Deux classes de spiritualistes s'adonnent à la culture du savoir : la première vénère le Brahman impersonnel et la seconde est en quête de libération. Comme les monistes vouent un culte à l'aspect impersonnel du Brahman, on les dit adorateurs du Brahman. Ceux-ci, à leur tour, se subdivisent en trois ordres : les néophytes, ceux qu'absorbent la réalisation du Brahman et ceux qui ont réalisé être eux-mêmes Brahman. S'il adopte aussi le service de dévotion, celui qui connaît le Brahman peut alors atteindre la libération; sinon, cela demeure impossible. Quiconque s'engage pleinement dans le service dévotionnel, dans la conscience de Krishna, est considéré comme une âme ayant déjà réalisé le Brahman. Telle est la puissance du service de dévotion que même ceux qui sont engagés dans l'adoration du Brahman peuvent être attirés par Krishna. Le Seigneur confère la perfection à Son dévot sous la forme d'un corps spirituel, et le dévot s'absorbe éternellement dans la nature transcendantale de Krishna. C'est lorsqu'il saisit les attributs sublimes de Krishna et qu'il devient fasciné par eux que le dévot s'engage de tout cœur dans le service de dévotion. À titre d'exemple, les quatre Koumaras et Shoukadev Gosvami étaient d'emblée des âmes libérées; ils n'en furent pas moins par la suite fascinés par les Divertissements de Krishna, si bien qu'ils devinrent Ses dévots. Des dévots comme les Koumaras - dont Sanak, qui ressentit l'attrait du parfum des fleurs offertes à Krishna - furent captivés par les attributs spirituels du Seigneur et adoptèrent donc Son service de dévotion. Les neuf mystiques dont fait mention le onzième Chant du Shrimad-Bhagavatam sont pour leur part reconnus comme des spiritualistes de naissance en vertu de leur écoute des attributs sublimes de Krishna, énoncés par Brahma, Shiva et Narada.
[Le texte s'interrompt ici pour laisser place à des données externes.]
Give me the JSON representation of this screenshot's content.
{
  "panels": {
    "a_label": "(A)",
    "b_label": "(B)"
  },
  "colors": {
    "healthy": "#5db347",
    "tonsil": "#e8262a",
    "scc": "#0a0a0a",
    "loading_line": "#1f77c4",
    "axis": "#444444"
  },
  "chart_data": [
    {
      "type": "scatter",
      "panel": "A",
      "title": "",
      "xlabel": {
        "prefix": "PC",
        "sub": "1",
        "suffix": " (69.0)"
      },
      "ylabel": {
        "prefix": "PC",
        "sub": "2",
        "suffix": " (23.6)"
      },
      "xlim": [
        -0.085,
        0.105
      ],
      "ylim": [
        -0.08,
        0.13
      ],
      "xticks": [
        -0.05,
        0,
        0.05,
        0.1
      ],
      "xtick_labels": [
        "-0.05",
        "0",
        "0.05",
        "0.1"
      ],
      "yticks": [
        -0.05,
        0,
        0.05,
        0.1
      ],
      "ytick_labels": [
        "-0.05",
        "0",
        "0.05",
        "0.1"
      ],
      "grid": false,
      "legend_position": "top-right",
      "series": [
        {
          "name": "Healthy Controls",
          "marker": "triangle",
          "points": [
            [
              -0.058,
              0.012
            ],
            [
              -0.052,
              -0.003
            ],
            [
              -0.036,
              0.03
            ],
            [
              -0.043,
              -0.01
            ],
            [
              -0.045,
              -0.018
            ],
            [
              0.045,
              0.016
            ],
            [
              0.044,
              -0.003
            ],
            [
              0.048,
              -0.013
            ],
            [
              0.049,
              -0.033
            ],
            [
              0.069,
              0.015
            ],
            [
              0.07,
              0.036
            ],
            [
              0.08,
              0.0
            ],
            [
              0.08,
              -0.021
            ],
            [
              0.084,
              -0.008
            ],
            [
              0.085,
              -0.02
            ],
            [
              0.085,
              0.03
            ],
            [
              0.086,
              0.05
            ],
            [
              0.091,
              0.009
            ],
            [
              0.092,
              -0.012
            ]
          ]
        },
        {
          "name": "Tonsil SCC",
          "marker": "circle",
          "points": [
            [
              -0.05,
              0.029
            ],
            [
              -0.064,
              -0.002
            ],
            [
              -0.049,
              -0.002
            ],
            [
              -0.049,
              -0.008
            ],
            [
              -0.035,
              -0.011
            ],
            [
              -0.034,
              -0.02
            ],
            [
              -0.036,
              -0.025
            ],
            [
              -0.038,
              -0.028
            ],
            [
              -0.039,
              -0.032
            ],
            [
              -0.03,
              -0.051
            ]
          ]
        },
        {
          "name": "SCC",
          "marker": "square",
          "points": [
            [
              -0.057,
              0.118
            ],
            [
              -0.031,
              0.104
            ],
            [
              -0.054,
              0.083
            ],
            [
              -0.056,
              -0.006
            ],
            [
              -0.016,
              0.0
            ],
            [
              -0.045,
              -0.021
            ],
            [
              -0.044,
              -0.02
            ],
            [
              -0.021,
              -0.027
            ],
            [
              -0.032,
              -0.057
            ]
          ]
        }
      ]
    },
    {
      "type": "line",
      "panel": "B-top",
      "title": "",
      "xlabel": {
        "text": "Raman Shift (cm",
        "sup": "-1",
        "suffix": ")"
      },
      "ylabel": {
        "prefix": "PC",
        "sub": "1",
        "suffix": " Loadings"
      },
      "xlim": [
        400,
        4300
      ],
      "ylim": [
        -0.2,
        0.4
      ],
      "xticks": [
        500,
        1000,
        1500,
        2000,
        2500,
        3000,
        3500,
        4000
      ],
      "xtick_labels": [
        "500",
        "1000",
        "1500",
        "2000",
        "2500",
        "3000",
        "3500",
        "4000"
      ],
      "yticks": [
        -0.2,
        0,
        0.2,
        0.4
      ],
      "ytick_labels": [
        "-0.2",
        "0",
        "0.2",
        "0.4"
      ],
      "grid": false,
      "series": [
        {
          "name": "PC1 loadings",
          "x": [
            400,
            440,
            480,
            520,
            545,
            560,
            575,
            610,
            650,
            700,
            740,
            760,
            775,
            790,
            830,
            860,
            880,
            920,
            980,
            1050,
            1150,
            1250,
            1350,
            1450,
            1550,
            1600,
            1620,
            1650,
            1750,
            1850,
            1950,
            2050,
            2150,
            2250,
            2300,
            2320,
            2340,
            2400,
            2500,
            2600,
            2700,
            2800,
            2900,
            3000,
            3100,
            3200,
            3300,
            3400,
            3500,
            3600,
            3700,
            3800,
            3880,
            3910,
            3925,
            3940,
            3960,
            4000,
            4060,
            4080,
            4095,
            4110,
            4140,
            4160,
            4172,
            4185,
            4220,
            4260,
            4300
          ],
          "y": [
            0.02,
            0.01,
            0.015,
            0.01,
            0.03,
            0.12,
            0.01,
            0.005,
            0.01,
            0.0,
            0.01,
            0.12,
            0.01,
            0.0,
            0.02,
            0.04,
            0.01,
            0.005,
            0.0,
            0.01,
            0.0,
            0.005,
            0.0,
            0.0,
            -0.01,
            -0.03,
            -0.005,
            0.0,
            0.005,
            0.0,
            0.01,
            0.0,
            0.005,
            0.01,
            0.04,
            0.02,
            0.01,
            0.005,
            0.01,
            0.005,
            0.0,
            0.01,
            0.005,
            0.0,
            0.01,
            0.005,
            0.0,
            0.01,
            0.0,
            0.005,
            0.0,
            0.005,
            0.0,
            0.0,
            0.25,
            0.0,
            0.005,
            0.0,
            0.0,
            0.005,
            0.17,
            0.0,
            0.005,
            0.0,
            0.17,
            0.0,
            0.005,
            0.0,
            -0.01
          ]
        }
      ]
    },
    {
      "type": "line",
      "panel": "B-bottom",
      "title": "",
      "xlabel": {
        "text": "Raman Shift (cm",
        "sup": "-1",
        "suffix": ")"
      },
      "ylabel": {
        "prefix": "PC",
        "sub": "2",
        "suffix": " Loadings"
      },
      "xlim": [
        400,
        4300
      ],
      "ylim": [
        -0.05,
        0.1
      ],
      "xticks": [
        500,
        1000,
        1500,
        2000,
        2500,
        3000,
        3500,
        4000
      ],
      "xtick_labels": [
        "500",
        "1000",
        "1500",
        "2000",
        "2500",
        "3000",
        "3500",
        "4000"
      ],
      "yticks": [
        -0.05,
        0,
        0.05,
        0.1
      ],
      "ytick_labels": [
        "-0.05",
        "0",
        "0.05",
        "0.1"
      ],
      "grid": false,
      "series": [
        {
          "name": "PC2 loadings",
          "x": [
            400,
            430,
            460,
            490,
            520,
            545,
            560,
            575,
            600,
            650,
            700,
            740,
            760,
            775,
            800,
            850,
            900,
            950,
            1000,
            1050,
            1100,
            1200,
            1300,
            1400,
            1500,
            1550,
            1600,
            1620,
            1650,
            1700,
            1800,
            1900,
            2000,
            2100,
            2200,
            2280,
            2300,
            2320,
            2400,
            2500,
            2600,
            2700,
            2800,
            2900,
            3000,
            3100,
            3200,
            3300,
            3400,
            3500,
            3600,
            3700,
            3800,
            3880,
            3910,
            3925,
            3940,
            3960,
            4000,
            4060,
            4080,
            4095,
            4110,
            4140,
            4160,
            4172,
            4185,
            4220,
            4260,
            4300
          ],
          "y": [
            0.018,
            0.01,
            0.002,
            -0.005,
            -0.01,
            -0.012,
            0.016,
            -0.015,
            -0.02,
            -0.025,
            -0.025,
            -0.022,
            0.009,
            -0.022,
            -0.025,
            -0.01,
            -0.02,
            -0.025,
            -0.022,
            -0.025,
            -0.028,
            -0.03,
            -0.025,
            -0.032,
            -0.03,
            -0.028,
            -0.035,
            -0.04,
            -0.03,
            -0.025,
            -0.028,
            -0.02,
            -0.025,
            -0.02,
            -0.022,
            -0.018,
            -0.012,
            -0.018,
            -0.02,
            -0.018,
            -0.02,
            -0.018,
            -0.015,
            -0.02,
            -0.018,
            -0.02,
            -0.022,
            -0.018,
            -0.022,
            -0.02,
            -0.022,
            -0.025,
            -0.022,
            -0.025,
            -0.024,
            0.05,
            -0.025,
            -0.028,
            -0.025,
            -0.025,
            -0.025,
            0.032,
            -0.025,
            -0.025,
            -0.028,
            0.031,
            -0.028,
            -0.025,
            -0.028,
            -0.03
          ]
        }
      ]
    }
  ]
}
On sera parfois fasciné par Krishna et Ses attributs spirituels et absolus simplement en contemplant les traits de toute beauté de Son Corps transcendantal; on cessera alors d'aspirer à la libération pour s'engager dans le service de dévotion du Seigneur. Le dévot regrette d'avoir perdu tant de temps à la prétendue culture du savoir et devient sans plus tarder un pur dévot. On compte deux ordres d'âmes libérées, et ce, même si elles sont dotées d'un corps matériel : les âmes libérées par la pratique du service de dévotion et les âmes libérées par la culture du savoir. À la différence que, fascinée par les sublimes attributs de Krishna, l'âme libérée dans le cadre de la dévotion s'élève toujours plus; tandis que celle qui se livre à d'arides spéculations, ne cultivant que le savoir sans la dévotion, choit de sa position du fait de ses multiples offenses.

Le Shrimad-Bhagavatam le confirme en ces termes : " Ô Seigneur, impure demeure l'intelligence de ceux qui se croient libérés mais qui n'ont aucune dévotion. Même s'ils se hissent à l'apogée de la libération à force de rudes pénitences et austérités, ils ne peuvent que sombrer à nouveau dans l'existence matérielle, ayant omis de se centrer sur le lotus de Tes pieds. " (S.B., 10.2.32) Ce que confirme également la Bhagavad-Gita (18.54) : la personne vraiment établie dans la réalisation du Brahman n'a ainsi pas lieu de s'affliger ni de convoiter quoi que ce soit. Également disposée envers tous, elle est digne de pratiquer le service de dévotion.

Ce que reconnut aussi Bilvamangal Thakour qui, à l'automne de sa vie, se lamentait ainsi : " J'adhérais au monisme en vue de ne plus faire qu'un avec le Seigneur Suprême, mais je suis entré en contact, pour une raison quelconque, avec un garçon espiègle dont me voilà devenu le serviteur éternel. " En d'autres mots, les âmes qui se réalisent par la pratique du service de dévotion obtiennent un corps spirituel et, fascinées par les qualités sublimes de Krishna, s'absorbent pleinement dans le pur service dévotionnel.

Quiconque n'est pas fasciné par Krishna doit être considéré comme subissant encore l'envoûtement de Maya. Mais qui cherche à atteindre la libération à travers le service de dévotion est déjà libéré du charme de Maya. Le onzième Chant du Shrimad-Bhagavatam comporte d'ailleurs de nombreux exemples de dévots qui devinrent des âmes libérées de leur vivant, et ce, simplement en pratiquant le service de dévotion.